Let $n$ be a natural number. We want to count the number of $n<1000$ that can be written as the sum of two or more consecutive natural numbers.

Let the consecutive numbers be $a,a+1,\dots ,a+k-1$ for $k\ge 2$. Their sum is: $$S=a+(a+1)+\cdots +(a+k-1)=ka+\frac{k(k-1)}{2}$$ So $n=ka+\frac{k(k-1)}{2}$ for some $k\ge 2$ and $a\ge 1$.

Solving for $a$: $$ka=n-\frac{k(k-1)}{2}⟹a=\frac{n-\frac{k(k-1)}{2}}{k}$$ We require $a\ge 1$ and $a$ integer, so $n-\frac{k(k-1)}{2}$ must be divisible by $k$ and $n\ge \frac{k(k+1)}{2}$.

But the key is: Which $n$ cannot be written in this way?

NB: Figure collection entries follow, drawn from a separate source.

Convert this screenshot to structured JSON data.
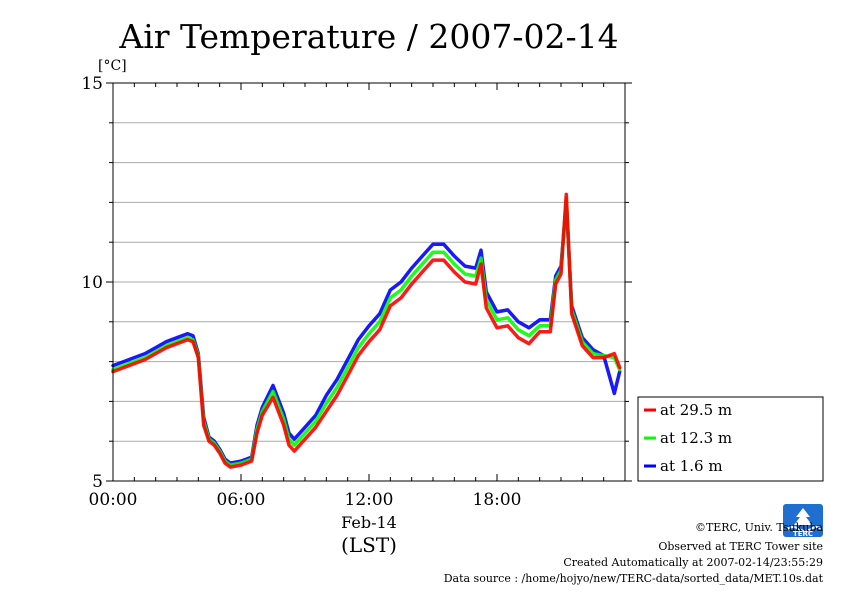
{
  "chart_data": {
    "type": "line",
    "title": "Air Temperature / 2007-02-14",
    "ylabel": "[°C]",
    "xlabel": "(LST)",
    "date_label": "Feb-14",
    "xlim": [
      0,
      24
    ],
    "ylim": [
      5,
      15
    ],
    "x_ticks": [
      {
        "value": 0,
        "label": "00:00"
      },
      {
        "value": 6,
        "label": "06:00"
      },
      {
        "value": 12,
        "label": "12:00"
      },
      {
        "value": 18,
        "label": "18:00"
      }
    ],
    "y_ticks": [
      {
        "value": 5,
        "label": "5"
      },
      {
        "value": 10,
        "label": "10"
      },
      {
        "value": 15,
        "label": "15"
      }
    ],
    "grid": true,
    "legend_position": "right-bottom",
    "x": [
      0,
      0.5,
      1,
      1.5,
      2,
      2.5,
      3,
      3.5,
      3.75,
      4,
      4.25,
      4.5,
      4.75,
      5,
      5.25,
      5.5,
      6,
      6.5,
      6.75,
      7,
      7.5,
      8,
      8.25,
      8.5,
      9,
      9.5,
      10,
      10.5,
      11,
      11.5,
      12,
      12.5,
      13,
      13.5,
      14,
      14.5,
      15,
      15.5,
      16,
      16.5,
      17,
      17.25,
      17.5,
      18,
      18.5,
      19,
      19.5,
      20,
      20.5,
      20.75,
      21,
      21.25,
      21.5,
      22,
      22.5,
      23,
      23.5,
      23.75
    ],
    "series": [
      {
        "name": "at 29.5 m",
        "color": "#ff0000",
        "values": [
          7.75,
          7.85,
          7.95,
          8.05,
          8.2,
          8.35,
          8.45,
          8.55,
          8.5,
          8.1,
          6.4,
          6.0,
          5.9,
          5.7,
          5.45,
          5.35,
          5.4,
          5.5,
          6.2,
          6.65,
          7.1,
          6.4,
          5.9,
          5.75,
          6.05,
          6.35,
          6.75,
          7.15,
          7.65,
          8.15,
          8.5,
          8.8,
          9.4,
          9.6,
          9.95,
          10.25,
          10.55,
          10.55,
          10.25,
          10.0,
          9.95,
          10.45,
          9.35,
          8.85,
          8.9,
          8.6,
          8.45,
          8.75,
          8.75,
          9.95,
          10.2,
          12.2,
          9.2,
          8.4,
          8.1,
          8.1,
          8.2,
          7.85
        ]
      },
      {
        "name": "at 12.3 m",
        "color": "#00ff00",
        "values": [
          7.8,
          7.9,
          8.0,
          8.1,
          8.25,
          8.4,
          8.5,
          8.6,
          8.55,
          8.15,
          6.5,
          6.05,
          5.95,
          5.75,
          5.5,
          5.4,
          5.45,
          5.55,
          6.3,
          6.75,
          7.25,
          6.55,
          6.05,
          5.9,
          6.2,
          6.5,
          6.95,
          7.35,
          7.85,
          8.35,
          8.7,
          9.0,
          9.6,
          9.8,
          10.15,
          10.45,
          10.75,
          10.75,
          10.45,
          10.2,
          10.15,
          10.6,
          9.55,
          9.05,
          9.1,
          8.8,
          8.65,
          8.9,
          8.9,
          10.05,
          10.3,
          12.1,
          9.3,
          8.5,
          8.2,
          8.15,
          8.1,
          7.8
        ]
      },
      {
        "name": "at 1.6 m",
        "color": "#0000ff",
        "values": [
          7.9,
          8.0,
          8.1,
          8.2,
          8.35,
          8.5,
          8.6,
          8.7,
          8.65,
          8.2,
          6.6,
          6.1,
          6.0,
          5.8,
          5.55,
          5.45,
          5.5,
          5.6,
          6.4,
          6.85,
          7.4,
          6.7,
          6.2,
          6.05,
          6.35,
          6.65,
          7.15,
          7.55,
          8.05,
          8.55,
          8.9,
          9.2,
          9.8,
          10.0,
          10.35,
          10.65,
          10.95,
          10.95,
          10.65,
          10.4,
          10.35,
          10.8,
          9.75,
          9.25,
          9.3,
          9.0,
          8.85,
          9.05,
          9.05,
          10.15,
          10.4,
          12.0,
          9.4,
          8.6,
          8.3,
          8.15,
          7.2,
          7.75
        ]
      }
    ]
  },
  "credits": {
    "copyright": "©TERC, Univ. Tsukuba",
    "site": "Observed at TERC Tower site",
    "created": "Created Automatically at 2007-02-14/23:55:29",
    "source": "Data source : /home/hojyo/new/TERC-data/sorted_data/MET.10s.dat"
  },
  "logo": {
    "text": "TERC",
    "color": "#1f6fd0"
  }
}
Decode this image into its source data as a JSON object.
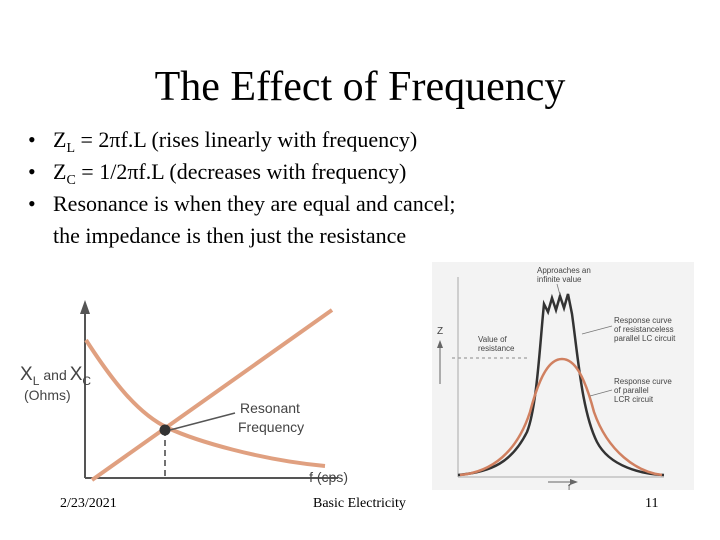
{
  "slide": {
    "title": "The Effect of Frequency",
    "bullets": [
      {
        "pre": "Z",
        "sub": "L",
        "post": " = 2πf.L (rises linearly with frequency)"
      },
      {
        "pre": "Z",
        "sub": "C",
        "post": " = 1/2πf.L (decreases with frequency)"
      },
      {
        "pre": "",
        "sub": "",
        "post": "Resonance is when they are equal and cancel;"
      },
      {
        "pre": "",
        "sub": "",
        "post": "the impedance is then just the resistance"
      }
    ],
    "bullet_symbol": "•"
  },
  "left_figure": {
    "y_label_main": "X",
    "y_label_sub_l": "L",
    "y_label_and": "and",
    "y_label_x2": "X",
    "y_label_sub_c": "C",
    "y_label_unit": "(Ohms)",
    "x_label": "f (cps)",
    "annotation_line1": "Resonant",
    "annotation_line2": "Frequency",
    "colors": {
      "curve": "#e0a080",
      "axis": "#555555",
      "point": "#333333"
    }
  },
  "right_figure": {
    "y_label": "Z",
    "x_label": "f",
    "peak_note_line1": "Approaches an",
    "peak_note_line2": "infinite value",
    "value_note_line1": "Value of",
    "value_note_line2": "resistance",
    "outer_note_line1": "Response curve",
    "outer_note_line2": "of resistanceless",
    "outer_note_line3": "parallel LC circuit",
    "inner_note_line1": "Response curve",
    "inner_note_line2": "of parallel",
    "inner_note_line3": "LCR circuit",
    "colors": {
      "outer": "#333333",
      "inner": "#d08060",
      "background": "#f3f3f3"
    }
  },
  "footer": {
    "date": "2/23/2021",
    "center": "Basic Electricity",
    "page": "11"
  }
}
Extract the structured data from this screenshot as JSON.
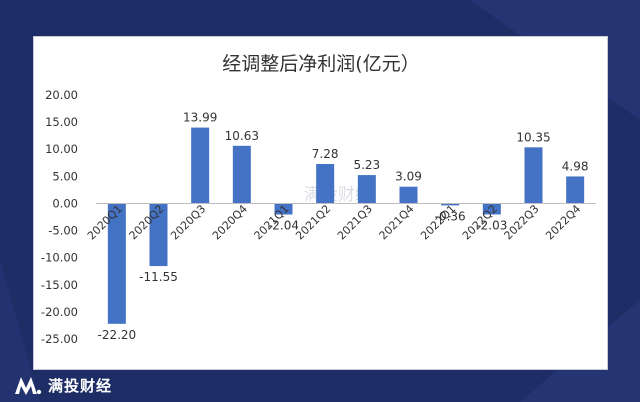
{
  "brand": {
    "name": "满投财经",
    "watermark": "满投财经"
  },
  "colors": {
    "background": "#1f2d66",
    "bar": "#4472c4",
    "text": "#333333",
    "axis": "#bfbfbf"
  },
  "chart_data": {
    "type": "bar",
    "title": "经调整后净利润(亿元）",
    "xlabel": "",
    "ylabel": "",
    "categories": [
      "2020Q1",
      "2020Q2",
      "2020Q3",
      "2020Q4",
      "2021Q1",
      "2021Q2",
      "2021Q3",
      "2021Q4",
      "2022Q1",
      "2022Q2",
      "2022Q3",
      "2022Q4"
    ],
    "values": [
      -22.2,
      -11.55,
      13.99,
      10.63,
      -2.04,
      7.28,
      5.23,
      3.09,
      -0.36,
      -2.03,
      10.35,
      4.98
    ],
    "value_labels": [
      "-22.20",
      "-11.55",
      "13.99",
      "10.63",
      "-2.04",
      "7.28",
      "5.23",
      "3.09",
      "-0.36",
      "-2.03",
      "10.35",
      "4.98"
    ],
    "ylim": [
      -25,
      20
    ],
    "yticks": [
      "20.00",
      "15.00",
      "10.00",
      "5.00",
      "0.00",
      "-5.00",
      "-10.00",
      "-15.00",
      "-20.00",
      "-25.00"
    ],
    "grid": false,
    "legend": "none"
  }
}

It is a well-known result that the numbers that cannot be written as the sum of two or more consecutive natural numbers are the powers of $2$ (i.e., $1,2,4,8,16,\dots$).

Proof: Let $n$ be a natural number. $n$ can be written as the sum of $k$ consecutive natural numbers if and only if there exists $k\ge 2$ such that $n-\frac{k(k-1)}{2}$ is divisible by $k$ and $n\ge \frac{k(k+1)}{2}$.

But the only numbers that cannot be written in this way are the powers of $2$.

So, the number of special numbers less than $1000$ is $999$ minus the number of powers of $2$ less than $1000$.

The powers of $2$ less than $1000$ are: $1,2,4,8,16,32,64,128,256,512$

$2^0=1$ $2^1=2$ $2^2=4$ $2^3=8$ $2^4=16$ $2^5=32$ $2^6=64$ $2^7=128$ $2^8=256$ $2^9=512$ $2^{10}=1024>1000$

So there are $10$ powers of $2$ less than $1000$.

Therefore, the answer is: $$999-10=989$$

Answer: There are $989$ special natural numbers less than $1000$.